HBO's Veep Is Getting A Second Life Thanks To Kamala Harris

The collective mood of the United States had been dour for most of 2024 heading into June. This mood curdled into panic when country's 81-year-old President Joe Biden bumbled his way through his first debate with his challenger Donald Trump, and became downright grave on July 13 when 20-year-old Thomas Matthew Crooks fired eight bullets in the direction of the Republican candidate at an outdoor rally in Pennsylvania (sparking all manner of ludicrous conspiracy theories).

Just when it looked like the country was lumbering into a November contest between two aged and addled white men, Biden announced he would not seek a second term and threw his support behind Vice President Kamala Harris. The collective mood of the United States is hard to gauge at the moment. There will be polling in the weeks and months to come that purports to capture how we're all feeling, but polls are prone to error. For those looking for a more precise measurement of the outlook on Kamala Harris's candidacy, there's this: the viewership for HBO's "Veep," which ended its seven-season run five years ago, is up. Way up.

According to numbers released this week (via CBS News), the acerbic political satire has seen a 353% surge in viewership since Harris suddenly moved to the front of the Democratic presidential ticket last Sunday. To put this in more tangible perspective, "Veep" registered 2.2 million total minutes watched on Monday compared to 486,000 total minutes watched the day before. Pair this with the $250 million in political donations that have poured into Harris' campaign coffers over the last few days, and you can say that a lot of Americans are, for the first time in a good long while, fired up about this incredibly pivotal election.

And no one is more enthused about this than former "Veep" showrunner David Mandel!

Selina Meyer as a Kamala Harris precursor?

The Hollywood Reporter got in touch with Mandel this week to get his thoughts on the series' Harris-inspired resurgence, and, like many of us, he seemed pretty darn chipper. "Politics seems fun again," he said. "I don't wake up dreading looking at the news. I wake up wondering what's going on. How much money has Kamala Harris raised so far? All of a sudden, things seem enjoyable."

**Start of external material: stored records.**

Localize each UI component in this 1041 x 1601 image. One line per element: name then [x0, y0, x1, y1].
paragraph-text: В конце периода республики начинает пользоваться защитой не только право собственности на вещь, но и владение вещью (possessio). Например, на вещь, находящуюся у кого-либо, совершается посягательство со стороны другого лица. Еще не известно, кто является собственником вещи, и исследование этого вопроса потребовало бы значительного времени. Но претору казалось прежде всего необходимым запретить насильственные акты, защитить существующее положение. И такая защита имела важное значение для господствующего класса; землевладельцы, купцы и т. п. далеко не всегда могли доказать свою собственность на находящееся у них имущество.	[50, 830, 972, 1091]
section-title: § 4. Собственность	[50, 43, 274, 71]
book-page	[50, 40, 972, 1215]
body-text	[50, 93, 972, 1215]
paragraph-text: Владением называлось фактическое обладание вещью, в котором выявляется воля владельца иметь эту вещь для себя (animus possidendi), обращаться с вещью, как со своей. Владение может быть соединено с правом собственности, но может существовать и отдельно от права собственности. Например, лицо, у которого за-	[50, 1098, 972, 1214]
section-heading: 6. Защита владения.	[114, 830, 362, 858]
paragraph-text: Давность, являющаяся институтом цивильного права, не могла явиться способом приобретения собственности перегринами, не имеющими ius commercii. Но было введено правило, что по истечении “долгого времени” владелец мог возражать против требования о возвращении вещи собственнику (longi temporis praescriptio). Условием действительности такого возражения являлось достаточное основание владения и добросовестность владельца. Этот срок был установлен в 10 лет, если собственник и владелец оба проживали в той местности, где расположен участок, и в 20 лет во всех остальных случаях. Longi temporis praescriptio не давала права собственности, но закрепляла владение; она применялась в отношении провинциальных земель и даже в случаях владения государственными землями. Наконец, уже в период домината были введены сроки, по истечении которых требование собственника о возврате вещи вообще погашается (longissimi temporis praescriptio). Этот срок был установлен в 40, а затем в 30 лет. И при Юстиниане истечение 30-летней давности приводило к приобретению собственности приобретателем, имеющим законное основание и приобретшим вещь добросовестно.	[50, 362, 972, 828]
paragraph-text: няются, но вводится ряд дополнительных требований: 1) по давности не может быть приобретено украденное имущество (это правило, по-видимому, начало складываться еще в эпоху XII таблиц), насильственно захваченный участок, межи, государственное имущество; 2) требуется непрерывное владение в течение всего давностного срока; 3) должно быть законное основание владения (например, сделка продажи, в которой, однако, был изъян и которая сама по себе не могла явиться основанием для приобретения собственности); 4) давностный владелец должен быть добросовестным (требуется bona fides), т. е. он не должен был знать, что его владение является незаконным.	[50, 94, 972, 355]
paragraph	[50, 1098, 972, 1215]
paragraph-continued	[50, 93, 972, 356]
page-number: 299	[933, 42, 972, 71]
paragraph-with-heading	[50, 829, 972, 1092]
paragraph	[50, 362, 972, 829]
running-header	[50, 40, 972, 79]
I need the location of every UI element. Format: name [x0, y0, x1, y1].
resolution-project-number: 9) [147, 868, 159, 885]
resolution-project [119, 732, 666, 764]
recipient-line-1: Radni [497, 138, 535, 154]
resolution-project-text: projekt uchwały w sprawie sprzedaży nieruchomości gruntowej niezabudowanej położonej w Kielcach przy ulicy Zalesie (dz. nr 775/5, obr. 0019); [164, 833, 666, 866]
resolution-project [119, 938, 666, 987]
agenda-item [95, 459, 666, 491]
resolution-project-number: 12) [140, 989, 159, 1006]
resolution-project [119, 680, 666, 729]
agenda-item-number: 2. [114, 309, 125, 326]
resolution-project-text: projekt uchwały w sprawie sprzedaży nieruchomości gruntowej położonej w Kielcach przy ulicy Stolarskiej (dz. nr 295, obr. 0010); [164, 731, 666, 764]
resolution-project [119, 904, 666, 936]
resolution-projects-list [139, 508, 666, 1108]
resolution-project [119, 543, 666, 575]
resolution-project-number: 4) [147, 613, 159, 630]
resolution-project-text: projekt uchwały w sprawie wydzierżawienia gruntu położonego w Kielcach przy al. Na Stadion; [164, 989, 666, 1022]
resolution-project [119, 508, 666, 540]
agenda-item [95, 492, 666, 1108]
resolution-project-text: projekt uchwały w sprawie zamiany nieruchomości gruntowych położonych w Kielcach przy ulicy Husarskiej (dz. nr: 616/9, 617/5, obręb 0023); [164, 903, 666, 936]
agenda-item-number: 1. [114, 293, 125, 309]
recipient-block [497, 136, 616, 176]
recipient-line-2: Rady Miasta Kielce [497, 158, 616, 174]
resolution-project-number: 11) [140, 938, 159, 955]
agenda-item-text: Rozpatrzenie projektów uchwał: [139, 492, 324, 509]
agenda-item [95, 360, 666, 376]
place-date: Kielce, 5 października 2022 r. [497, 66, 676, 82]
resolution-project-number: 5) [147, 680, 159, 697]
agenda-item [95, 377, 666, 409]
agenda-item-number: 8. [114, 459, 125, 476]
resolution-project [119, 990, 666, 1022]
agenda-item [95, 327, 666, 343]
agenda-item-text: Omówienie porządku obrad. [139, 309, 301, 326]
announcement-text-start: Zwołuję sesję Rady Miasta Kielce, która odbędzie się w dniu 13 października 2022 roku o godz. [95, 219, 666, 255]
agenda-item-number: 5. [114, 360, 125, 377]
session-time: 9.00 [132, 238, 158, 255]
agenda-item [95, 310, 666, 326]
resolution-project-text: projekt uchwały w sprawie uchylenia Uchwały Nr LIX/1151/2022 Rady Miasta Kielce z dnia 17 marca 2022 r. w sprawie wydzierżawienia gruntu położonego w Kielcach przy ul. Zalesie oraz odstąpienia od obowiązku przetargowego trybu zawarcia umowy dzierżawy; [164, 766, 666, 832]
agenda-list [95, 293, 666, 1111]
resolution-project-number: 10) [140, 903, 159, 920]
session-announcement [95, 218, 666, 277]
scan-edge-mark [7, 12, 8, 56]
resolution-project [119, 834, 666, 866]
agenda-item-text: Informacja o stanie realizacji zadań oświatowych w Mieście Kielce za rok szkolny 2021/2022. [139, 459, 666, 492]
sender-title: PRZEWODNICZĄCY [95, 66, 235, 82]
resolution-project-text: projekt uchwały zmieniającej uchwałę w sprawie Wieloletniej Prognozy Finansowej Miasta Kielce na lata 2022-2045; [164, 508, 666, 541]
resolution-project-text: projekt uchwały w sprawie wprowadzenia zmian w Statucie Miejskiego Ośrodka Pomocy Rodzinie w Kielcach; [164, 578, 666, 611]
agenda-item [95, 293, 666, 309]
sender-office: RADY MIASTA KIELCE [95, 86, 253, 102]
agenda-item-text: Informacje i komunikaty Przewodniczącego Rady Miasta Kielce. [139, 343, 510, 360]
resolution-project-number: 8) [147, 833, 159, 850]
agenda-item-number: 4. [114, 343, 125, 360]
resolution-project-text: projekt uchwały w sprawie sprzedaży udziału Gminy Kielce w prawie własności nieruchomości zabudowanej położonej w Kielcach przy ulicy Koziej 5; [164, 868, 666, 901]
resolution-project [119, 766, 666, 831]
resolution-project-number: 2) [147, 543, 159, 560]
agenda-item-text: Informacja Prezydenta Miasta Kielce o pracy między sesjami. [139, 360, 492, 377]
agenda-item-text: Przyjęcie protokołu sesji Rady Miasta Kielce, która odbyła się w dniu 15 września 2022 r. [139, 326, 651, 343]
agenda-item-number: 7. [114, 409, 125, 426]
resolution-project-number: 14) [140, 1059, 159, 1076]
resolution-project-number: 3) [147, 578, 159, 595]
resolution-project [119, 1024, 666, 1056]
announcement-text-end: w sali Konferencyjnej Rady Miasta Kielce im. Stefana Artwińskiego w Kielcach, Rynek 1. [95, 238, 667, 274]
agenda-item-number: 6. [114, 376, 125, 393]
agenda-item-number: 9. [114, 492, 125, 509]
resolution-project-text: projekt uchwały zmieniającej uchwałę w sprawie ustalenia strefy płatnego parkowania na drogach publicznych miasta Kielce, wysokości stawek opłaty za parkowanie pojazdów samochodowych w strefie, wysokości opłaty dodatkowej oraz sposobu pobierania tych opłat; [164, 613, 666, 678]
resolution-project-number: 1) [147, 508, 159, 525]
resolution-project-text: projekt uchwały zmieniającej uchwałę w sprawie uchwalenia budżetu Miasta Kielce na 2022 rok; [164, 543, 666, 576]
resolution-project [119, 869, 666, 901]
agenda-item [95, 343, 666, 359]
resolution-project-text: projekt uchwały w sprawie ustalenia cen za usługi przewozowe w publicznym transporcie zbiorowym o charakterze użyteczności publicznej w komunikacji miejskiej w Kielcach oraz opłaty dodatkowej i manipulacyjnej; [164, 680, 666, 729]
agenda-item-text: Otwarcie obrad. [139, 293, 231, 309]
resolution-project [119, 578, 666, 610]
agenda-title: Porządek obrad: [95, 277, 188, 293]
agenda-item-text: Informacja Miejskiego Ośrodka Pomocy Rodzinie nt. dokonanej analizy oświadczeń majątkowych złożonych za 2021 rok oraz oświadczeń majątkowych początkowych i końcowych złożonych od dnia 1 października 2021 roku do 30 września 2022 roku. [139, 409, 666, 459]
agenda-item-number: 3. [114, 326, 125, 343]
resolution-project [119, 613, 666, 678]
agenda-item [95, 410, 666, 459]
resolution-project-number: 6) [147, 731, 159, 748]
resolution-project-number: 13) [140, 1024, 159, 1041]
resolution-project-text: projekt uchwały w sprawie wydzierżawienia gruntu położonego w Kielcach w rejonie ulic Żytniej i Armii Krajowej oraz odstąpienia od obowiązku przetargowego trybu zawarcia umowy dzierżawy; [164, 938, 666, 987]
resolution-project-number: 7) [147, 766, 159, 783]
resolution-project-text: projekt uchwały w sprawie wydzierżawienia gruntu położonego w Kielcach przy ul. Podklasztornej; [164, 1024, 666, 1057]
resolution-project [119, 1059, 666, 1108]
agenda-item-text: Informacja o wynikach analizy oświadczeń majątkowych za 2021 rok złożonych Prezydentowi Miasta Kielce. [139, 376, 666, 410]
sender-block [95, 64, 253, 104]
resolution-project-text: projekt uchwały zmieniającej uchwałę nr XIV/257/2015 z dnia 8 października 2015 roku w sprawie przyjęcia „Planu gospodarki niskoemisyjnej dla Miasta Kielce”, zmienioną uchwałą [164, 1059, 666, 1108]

I'd advise Mr. Mandel, whose last HBO effort was the much more downbeat "White House Plumbers" (which entertained some pretty wild conspiracy theories about the far-reaching political implications of the Watergate cover-up), to kindly temper his enthusiasm. November is both close and an eternity away.

That said, it's fun to revisit "Veep" to see how prescient some of its satire appears in the wake of Harris' ascendance. Mandel joined the series at the outset of its third season, which kicked off with Julia Louis-Dreyfus' Vice President Selina Meyer embarking on her own unexpected run for the White House. Given talk of Harris potentially selecting a woman as her running mate, the series' joke about Selina considering a "two-cooter ticket" lands particularly flush in 2024. Of course, in classic Selina fashion, she was hostile to this notion. "How much Selina Meyer hated other women really made me laugh," said Mandel.

Harris doesn't seem to harbor this kind of pettiness (outwardly at least), and Mandel is quick to note that our real-life situation doesn't strike him as "Veep"-like in its tenor. "Thank gosh, this is not Selina," he said. Mandel does, however, hope Max subscribers keep tuning into "Veep" throughout the rest of this election season. He's got ample reason to be upbeat. As he told THR, "The crazier politics get, the more 'Veep' holds up!"